Para restituir el tono de esta voz comprometida con la revolución, el arte y al amor, vale decir con las grandes utopías del siglo XX, intenté utilizar principalmente sus mismas palabras: frecuentes son, por ejemplo, las citas de las cartas que Tina le escribió a Edward Weston, el gran fotógrafo estadounidense que vino a México con ella. Pero el monólogo toma en cuenta también otros documentos – contenidos en las muchas biografías de la Modotti – y otras fuentes, entre ellas el testimonio de María Luisa Lafita, compañera de Tina durante la guerra de España y luego heroína de la revolución cubana del 1959. Ya ciega, en silla de ruedas, casi centenaria, María Luisa Lafita contestó amablemente mis preguntas en mayo del 2004, en su casa de La Habana. Poco tiempo después, alcanzaría a Tina en el lugar indefinido del que se habló más arriba.

 

 

 

Fragmento de
TINA

Masque sobre Tina Modotti

 

Con los pobres de la tierra
quiero yo mi suerte echar
José Martí


(Música. Se ve la foto de las rosas blancas, de Tina, muy grande, proyectada sobre una superficie que después se oscurecerá, para dejar iluminado el rostro de la mujer, cuando ésta aparece sobre el escenario para comenzar a hablar; luego, en otro punto del escenario se enciende la foto de los alcatraces –de Tina-, que permanece encendida durante toda la primera parte del monólogo –hasta la lista de nombres.[1]En el escenario se ve una especie de cuarto con una mesa, una o más sillas, diccionarios, libros, papeles, una máquina de escribir, un pequeño retrato enmarcado de Mella, bultos, baúles, canastas, macetas de salvia y de romero...)

¡Bendita sea la nada! Tuve que destruir, para seguir viviendo, para… ¡crear! Y cada vez transformé lo que andaba destruyendo en materia impalpable, para poder guardarla en mi corazón.

Qué ingenuidad. El corazón no es un almacén. Allí todo está en desorden y cada cosa amontonada: un trompetín de hojalata, y el cartel de un concierto de Stravinsky; un anillo de bodas en un plato de cerámica verde con figuras de peces; una invitación al teatro bajo un manojo de llaves que alguna vez abrieron puertas. ¿Qué puertas? ¿las puertas de una casa, de una oficina, de qué cosa? ¿Las puertas del cielo, o las del infierno? Puertas impalpables, que llevan a cuartos impalpables, llenos de cosas impalpables... si tratas de abrirlas, el tiempo te ataca por la espalda, te muerde la piel por doquiera... te muerde de forma impalpable, ¿es verdad o no es verdad? ¿O como las puertas del porvenir, pasando las cuales hay eventos que están en llamas, pequeños y grandes fuegos, hogueras, piras en las que uno se inmola? Porqué estoy hablando del corazón, y no de un almacén.

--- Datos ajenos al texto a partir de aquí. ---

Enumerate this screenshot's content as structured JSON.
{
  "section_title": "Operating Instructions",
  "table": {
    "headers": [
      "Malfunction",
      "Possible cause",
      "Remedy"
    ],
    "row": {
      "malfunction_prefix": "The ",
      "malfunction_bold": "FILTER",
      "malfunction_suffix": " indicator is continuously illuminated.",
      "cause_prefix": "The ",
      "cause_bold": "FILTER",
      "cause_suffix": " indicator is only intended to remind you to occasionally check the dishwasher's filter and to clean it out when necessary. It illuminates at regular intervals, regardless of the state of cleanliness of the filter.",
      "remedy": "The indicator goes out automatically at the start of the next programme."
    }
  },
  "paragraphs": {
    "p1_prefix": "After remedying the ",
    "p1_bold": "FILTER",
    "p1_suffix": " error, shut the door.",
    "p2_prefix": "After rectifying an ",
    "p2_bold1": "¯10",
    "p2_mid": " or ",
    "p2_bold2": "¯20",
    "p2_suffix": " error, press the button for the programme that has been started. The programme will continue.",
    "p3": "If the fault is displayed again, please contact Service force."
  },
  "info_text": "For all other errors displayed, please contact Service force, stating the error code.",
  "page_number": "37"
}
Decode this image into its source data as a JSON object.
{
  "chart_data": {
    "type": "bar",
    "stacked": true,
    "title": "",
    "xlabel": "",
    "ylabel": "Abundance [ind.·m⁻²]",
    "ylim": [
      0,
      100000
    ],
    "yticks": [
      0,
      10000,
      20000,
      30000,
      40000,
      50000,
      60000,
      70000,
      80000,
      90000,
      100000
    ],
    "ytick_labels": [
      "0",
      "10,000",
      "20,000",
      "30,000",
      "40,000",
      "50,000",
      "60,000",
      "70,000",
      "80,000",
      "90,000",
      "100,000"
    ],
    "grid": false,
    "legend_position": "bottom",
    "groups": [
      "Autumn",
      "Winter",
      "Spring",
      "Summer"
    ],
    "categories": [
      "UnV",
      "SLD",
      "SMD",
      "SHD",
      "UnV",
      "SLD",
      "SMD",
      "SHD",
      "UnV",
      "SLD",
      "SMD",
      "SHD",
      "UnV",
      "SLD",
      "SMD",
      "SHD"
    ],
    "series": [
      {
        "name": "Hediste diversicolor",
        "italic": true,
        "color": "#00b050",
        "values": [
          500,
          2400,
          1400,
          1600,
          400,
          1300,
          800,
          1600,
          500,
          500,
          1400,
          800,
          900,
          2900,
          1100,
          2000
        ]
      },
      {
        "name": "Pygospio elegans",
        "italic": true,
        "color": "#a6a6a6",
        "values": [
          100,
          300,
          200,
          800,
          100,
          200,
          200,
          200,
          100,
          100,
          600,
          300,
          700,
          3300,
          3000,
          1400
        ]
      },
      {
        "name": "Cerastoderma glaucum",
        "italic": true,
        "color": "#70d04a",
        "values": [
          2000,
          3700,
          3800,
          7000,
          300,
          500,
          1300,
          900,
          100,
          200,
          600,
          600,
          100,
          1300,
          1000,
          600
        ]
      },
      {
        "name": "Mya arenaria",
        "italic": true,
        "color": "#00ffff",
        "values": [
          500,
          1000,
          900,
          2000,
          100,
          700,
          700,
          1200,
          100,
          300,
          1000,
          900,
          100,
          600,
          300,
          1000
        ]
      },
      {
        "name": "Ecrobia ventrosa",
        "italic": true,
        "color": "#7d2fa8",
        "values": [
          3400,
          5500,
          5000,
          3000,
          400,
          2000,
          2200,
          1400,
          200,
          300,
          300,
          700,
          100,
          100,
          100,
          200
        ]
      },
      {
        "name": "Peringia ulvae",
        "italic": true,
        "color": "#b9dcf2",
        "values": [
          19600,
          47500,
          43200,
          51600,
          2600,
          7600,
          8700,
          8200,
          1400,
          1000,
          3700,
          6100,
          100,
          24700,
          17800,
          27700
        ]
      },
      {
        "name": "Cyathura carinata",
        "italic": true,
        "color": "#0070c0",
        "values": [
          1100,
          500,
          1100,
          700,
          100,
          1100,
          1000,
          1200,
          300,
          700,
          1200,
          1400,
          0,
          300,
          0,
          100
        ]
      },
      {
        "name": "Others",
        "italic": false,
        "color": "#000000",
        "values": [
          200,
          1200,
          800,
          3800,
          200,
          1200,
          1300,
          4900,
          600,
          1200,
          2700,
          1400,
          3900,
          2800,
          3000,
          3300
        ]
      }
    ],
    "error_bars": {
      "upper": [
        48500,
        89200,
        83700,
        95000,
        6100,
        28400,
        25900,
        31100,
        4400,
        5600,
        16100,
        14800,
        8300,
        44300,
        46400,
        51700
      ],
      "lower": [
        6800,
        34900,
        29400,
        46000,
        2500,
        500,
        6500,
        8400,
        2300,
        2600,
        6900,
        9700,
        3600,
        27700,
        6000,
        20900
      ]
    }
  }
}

Aquí no hay estantes, entrepaños o cajas marcadas con etiquetas; secciones, departamentos, repisas, armarios. Ni siquiera hay lo que se dice objetos como tales, cada uno con su peso, su consistencia, su estorbo en el espacio… a veces estas imágenes se funden e intercambian atributos, sustancias y accidentes; otras emerge una, destellando, y se impone sobre las otras. ¿Es verdad o no es verdad? Un marco negro, una mecedora de caballito, una mazorca, una máquina de escribir, una hoz y un martillo, un ramo de rosas marchitas, una botella vacía, un panadero al amanecer, Charlot con su bombín y su bastón de paseo… pero después que una imagen ha brotado de la niebla, dejándose contemplar por un momento, nítida, precisa, inmediatamente después se vuelve borrosa y desteñida, y en su lugar aparecen otra y otra y otra más todavía, como sucede cuando uno mira dentro de un calidoscopio, o a veces con los sueños. Cosas impalpables, objetos ya sin peso.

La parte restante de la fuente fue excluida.